Содержание
«Военная Литература»
Военная история

Летом 1919 года

1

В начале 1919 года на фронте создался перелом. Прорыв красного фронта в районе Уфы был ликвидирован. Южная группа Восточного фронта, под командованием Фрунзе, опрокинула белые части и остановила их наступление на Казань и Самару.

На пермском направлении положение также изменилось. В январе в III армию приехал И. В. Сталин. Он был послан Лениным на этот самый трудный и ответственный в то время участок.

Гениальные организаторские способности Сталина, его непреклонная воля и мужество сделали почти невозможнее — разгромленная III армия, сохранившая после падения Перми только восемнадцать тысяч бойцов, остановила наступление белых дивизий и перешла в контрнаступление.

Ряд боев колчаковцами был проигран, и они стали откапываться назад, по прежнему пути наступления.

Потерпев поражение у Бугуруслана, белые потеряли белебеевскую и сергеевскую группы и принуждены были оставить Уфу. [64]

Фронтовые колчаковские части требовали пополнения, однако тыл был бессилен помочь фронту.

Наиболее надежные белые полки были брошены на внутренние фронты для борьбы с партизанскими отрядами, превратившимися в армии, хорошо организованные и многочисленные.

Вся Сибирь, Забайкалье, Амурская и Приморская области были охвачены партизанским движением.

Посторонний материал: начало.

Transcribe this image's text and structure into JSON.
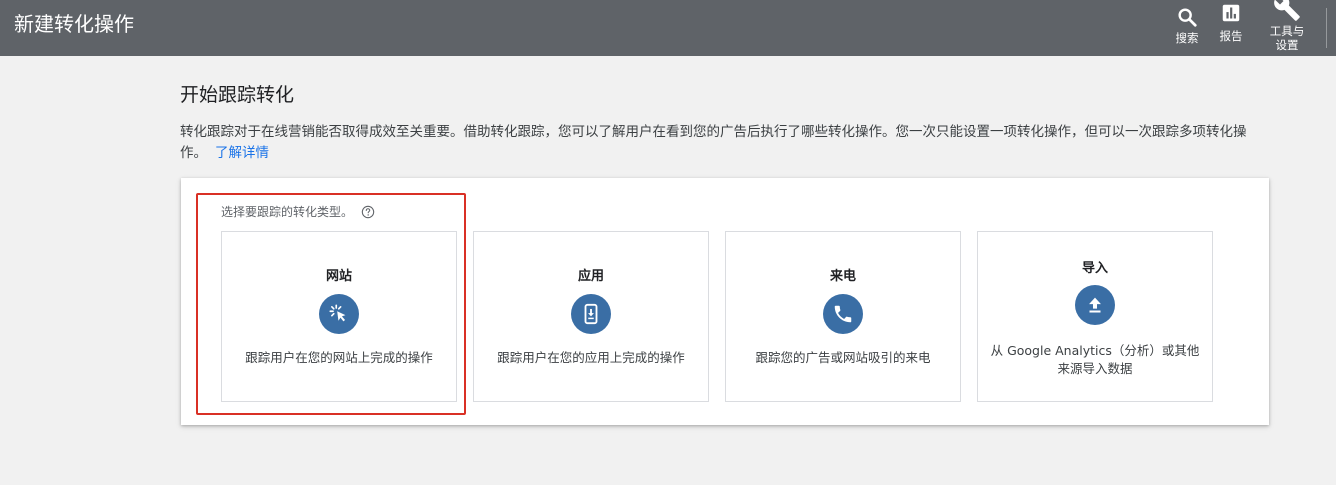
{
  "header": {
    "title": "新建转化操作",
    "search_label": "搜索",
    "reports_label": "报告",
    "settings_label": "工具与设置"
  },
  "main": {
    "heading": "开始跟踪转化",
    "intro_text": "转化跟踪对于在线营销能否取得成效至关重要。借助转化跟踪，您可以了解用户在看到您的广告后执行了哪些转化操作。您一次只能设置一项转化操作，但可以一次跟踪多项转化操作。",
    "learn_more": "了解详情",
    "prompt": "选择要跟踪的转化类型。",
    "options": [
      {
        "title": "网站",
        "icon": "cursor-click-icon",
        "description": "跟踪用户在您的网站上完成的操作"
      },
      {
        "title": "应用",
        "icon": "phone-download-icon",
        "description": "跟踪用户在您的应用上完成的操作"
      },
      {
        "title": "来电",
        "icon": "phone-call-icon",
        "description": "跟踪您的广告或网站吸引的来电"
      },
      {
        "title": "导入",
        "icon": "upload-icon",
        "description": "从 Google Analytics（分析）或其他来源导入数据"
      }
    ]
  },
  "colors": {
    "topbar": "#5f6368",
    "accent_icon": "#3a6ea5",
    "highlight": "#d93025",
    "link": "#1a73e8"
  }
}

В каждой губернии был свой фронт.

Подпольные большевистские организации Сибири были тесно связаны с партизанскими отрядами к руководили их борьбой.

Первого июля красные войска заняли Пермь и развили наступление на Лысьву.

В Екатеринбурге среди буржуазии началась паника. Официальным сообщениям об устойчивости белой армии уже никто не верил, и городская «знать» покидала город.

Проходящие поезда осаждали купцы, промышленники и офицерские семьи. За право проезда до Омска, хотя бы на платформе, платили по 18000 рублей, отдавали ценные вещи.

Происходила спешная эвакуация городских учреждений и ценного имущества. Платформы вокзала были завалены какими-то машинами, заколоченными тяжелыми ящиками, телефонным и телеграфным имуществом.

Уральское областное бюро профессиональных союзов, руководимое меньшевиками, в благодарность за освобождение его членов от мобилизации, помогало колчаковским властям эвакуировать городские ценности. Оно содействовало в вывозке типографских машин, настаивало на принудительной эвакуации всех рабочих, знающих типографское дело.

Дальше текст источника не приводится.